Конечно, нужно сходить на какую-нибудь экскурсию, посвященную уличному искусству, потому что этого добра в Екатеринбурге навалом. Ельцин-центр — точно одно из знаковых мест города, там хороший книжный, например, и там просто очень много кто проводит время, потому что он большой, обширный, всепринимающий. Был таким до недавних пор, конечно. Сейчас я не знаю, что с ним происходит.

Обязательно нужно съездить на Вторчик [Вторчермет], на Уралмаш, и вообще в те самые места Бориса Рыжего — да простит нас он, которого уже все 28 раз попинали и попели его песню про судно. Тем не менее, это must have, если ты в Екатеринбурге.

Важная часть программы — сходить в Коляда-театр и посмотреть, что там происходит.
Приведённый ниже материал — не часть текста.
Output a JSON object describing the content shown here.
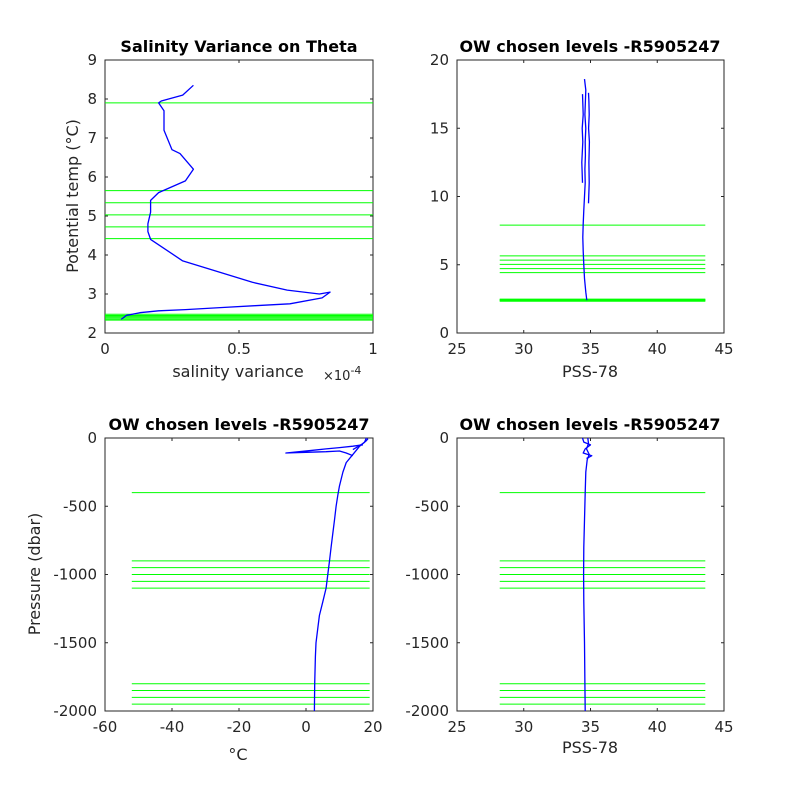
{
  "colors": {
    "profile": "#0000ff",
    "levels": "#00ff00",
    "axes": "#262626",
    "background": "#ffffff"
  },
  "chart_data": [
    {
      "type": "line",
      "title": "Salinity Variance on Theta",
      "xlabel": "salinity variance",
      "x_exponent_prefix": "×10",
      "x_exponent_power": "-4",
      "ylabel": "Potential temp (",
      "ylabel_unit": "°C)",
      "xlim": [
        0,
        1
      ],
      "ylim": [
        2,
        9
      ],
      "xticks": [
        0,
        0.5,
        1
      ],
      "xtick_labels": [
        "0",
        "0.5",
        "1"
      ],
      "yticks": [
        2,
        3,
        4,
        5,
        6,
        7,
        8,
        9
      ],
      "ytick_labels": [
        "2",
        "3",
        "4",
        "5",
        "6",
        "7",
        "8",
        "9"
      ],
      "series": [
        {
          "x": [
            0.33,
            0.29,
            0.21,
            0.2,
            0.22,
            0.22,
            0.25,
            0.28,
            0.33,
            0.3,
            0.2,
            0.17,
            0.17,
            0.16,
            0.16,
            0.17,
            0.29,
            0.55,
            0.68,
            0.8,
            0.84,
            0.81,
            0.69,
            0.56,
            0.43,
            0.3,
            0.2,
            0.13,
            0.08,
            0.06
          ],
          "y": [
            8.35,
            8.1,
            7.95,
            7.9,
            7.7,
            7.2,
            6.7,
            6.6,
            6.2,
            5.9,
            5.6,
            5.4,
            5.1,
            4.8,
            4.6,
            4.4,
            3.85,
            3.3,
            3.1,
            3.0,
            3.05,
            2.9,
            2.75,
            2.7,
            2.65,
            2.6,
            2.57,
            2.52,
            2.45,
            2.35
          ]
        }
      ],
      "levels": [
        2.33,
        2.36,
        2.39,
        2.42,
        2.45,
        2.48,
        4.42,
        4.72,
        5.03,
        5.34,
        5.65,
        7.9
      ],
      "levels_x": [
        0,
        1
      ]
    },
    {
      "type": "line",
      "title": "OW chosen levels -R5905247",
      "xlabel": "PSS-78",
      "ylabel": "",
      "xlim": [
        25,
        45
      ],
      "ylim": [
        0,
        20
      ],
      "xticks": [
        25,
        30,
        35,
        40,
        45
      ],
      "xtick_labels": [
        "25",
        "30",
        "35",
        "40",
        "45"
      ],
      "yticks": [
        0,
        5,
        10,
        15,
        20
      ],
      "ytick_labels": [
        "0",
        "5",
        "10",
        "15",
        "20"
      ],
      "series": [
        {
          "x": [
            34.72,
            34.65,
            34.55,
            34.5,
            34.45,
            34.42,
            34.45,
            34.5,
            34.55,
            34.6,
            34.58,
            34.62,
            34.6,
            34.65,
            34.58,
            34.62,
            34.65,
            34.55
          ],
          "y": [
            2.4,
            3.0,
            4.0,
            5.0,
            6.0,
            7.0,
            8.0,
            9.0,
            10.0,
            11.0,
            12.0,
            13.0,
            14.0,
            15.0,
            16.0,
            17.0,
            17.8,
            18.6
          ]
        },
        {
          "x": [
            34.85,
            34.9,
            34.88,
            34.92,
            34.86,
            34.9,
            34.88,
            34.85
          ],
          "y": [
            9.5,
            11.0,
            12.5,
            14.0,
            15.0,
            16.0,
            17.0,
            17.6
          ]
        },
        {
          "x": [
            34.4,
            34.35,
            34.42,
            34.38,
            34.45,
            34.4
          ],
          "y": [
            11.0,
            12.5,
            14.0,
            15.0,
            16.0,
            17.5
          ]
        }
      ],
      "levels": [
        2.33,
        2.36,
        2.39,
        2.42,
        2.45,
        2.48,
        4.42,
        4.72,
        5.03,
        5.34,
        5.65,
        7.9
      ],
      "levels_x": [
        28.2,
        43.6
      ]
    },
    {
      "type": "line",
      "title": "OW chosen levels -R5905247",
      "xlabel": "°C",
      "ylabel": "Pressure (dbar)",
      "xlim": [
        -60,
        20
      ],
      "ylim": [
        -2000,
        0
      ],
      "xticks": [
        -60,
        -40,
        -20,
        0,
        20
      ],
      "xtick_labels": [
        "-60",
        "-40",
        "-20",
        "0",
        "20"
      ],
      "yticks": [
        -2000,
        -1500,
        -1000,
        -500,
        0
      ],
      "ytick_labels": [
        "-2000",
        "-1500",
        "-1000",
        "-500",
        "0"
      ],
      "series": [
        {
          "x": [
            18,
            17.5,
            16,
            15,
            14,
            12,
            11,
            10,
            9.5,
            9,
            8.5,
            8,
            7.5,
            7,
            6.5,
            6,
            5,
            4,
            3.5,
            3,
            2.8,
            2.6,
            2.5
          ],
          "y": [
            0,
            -30,
            -60,
            -90,
            -120,
            -180,
            -250,
            -350,
            -420,
            -500,
            -600,
            -700,
            -800,
            -900,
            -1000,
            -1100,
            -1200,
            -1300,
            -1400,
            -1500,
            -1600,
            -1800,
            -2000
          ]
        },
        {
          "x": [
            17,
            14,
            10,
            6,
            2,
            -2,
            -6,
            0,
            6,
            10,
            12,
            14
          ],
          "y": [
            -50,
            -60,
            -70,
            -80,
            -90,
            -100,
            -110,
            -105,
            -100,
            -95,
            -110,
            -130
          ]
        },
        {
          "x": [
            18.5,
            18,
            17,
            16,
            15,
            14
          ],
          "y": [
            -5,
            -20,
            -40,
            -55,
            -70,
            -85
          ]
        }
      ],
      "levels": [
        -400,
        -900,
        -950,
        -1000,
        -1050,
        -1100,
        -1800,
        -1850,
        -1900,
        -1950
      ],
      "levels_x": [
        -52,
        19
      ]
    },
    {
      "type": "line",
      "title": "OW chosen levels -R5905247",
      "xlabel": "PSS-78",
      "ylabel": "",
      "xlim": [
        25,
        45
      ],
      "ylim": [
        -2000,
        0
      ],
      "xticks": [
        25,
        30,
        35,
        40,
        45
      ],
      "xtick_labels": [
        "25",
        "30",
        "35",
        "40",
        "45"
      ],
      "yticks": [
        -2000,
        -1500,
        -1000,
        -500,
        0
      ],
      "ytick_labels": [
        "-2000",
        "-1500",
        "-1000",
        "-500",
        "0"
      ],
      "series": [
        {
          "x": [
            34.8,
            34.85,
            34.7,
            34.9,
            34.75,
            34.65,
            34.6,
            34.55,
            34.5,
            34.48,
            34.5,
            34.55,
            34.58,
            34.6
          ],
          "y": [
            0,
            -40,
            -80,
            -120,
            -160,
            -250,
            -400,
            -600,
            -800,
            -1000,
            -1200,
            -1500,
            -1800,
            -2000
          ]
        },
        {
          "x": [
            34.4,
            34.5,
            35.0,
            34.6,
            34.45,
            35.1,
            34.7
          ],
          "y": [
            0,
            -30,
            -50,
            -80,
            -110,
            -130,
            -150
          ]
        }
      ],
      "levels": [
        -400,
        -900,
        -950,
        -1000,
        -1050,
        -1100,
        -1800,
        -1850,
        -1900,
        -1950
      ],
      "levels_x": [
        28.2,
        43.6
      ]
    }
  ]
}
Можно даже не ходить в него, но вот почитать уральскую драматургию — это интересно. Она супер хтоническая, особенно в девяностые и двухтысячные, один Василий Сигарев чего стоит.

Я бы еще посоветовала Зеленую рощу — это такой парк тоже легендарный. Когда я была ребенком, все говорили, что там ходят маньяки. И, конечно, ужасно его боялись, но одновременно с этим всем хотелось рискнуть и все-таки пройтись по парку.

Мне кажется, что я никогда не закончу этот список, поэтому давайте закругляться. Просто хочу сказать, что Екатеринбург — это город-любовь. Мне кажется, что в него либо сразу влюбляешься, либо нет.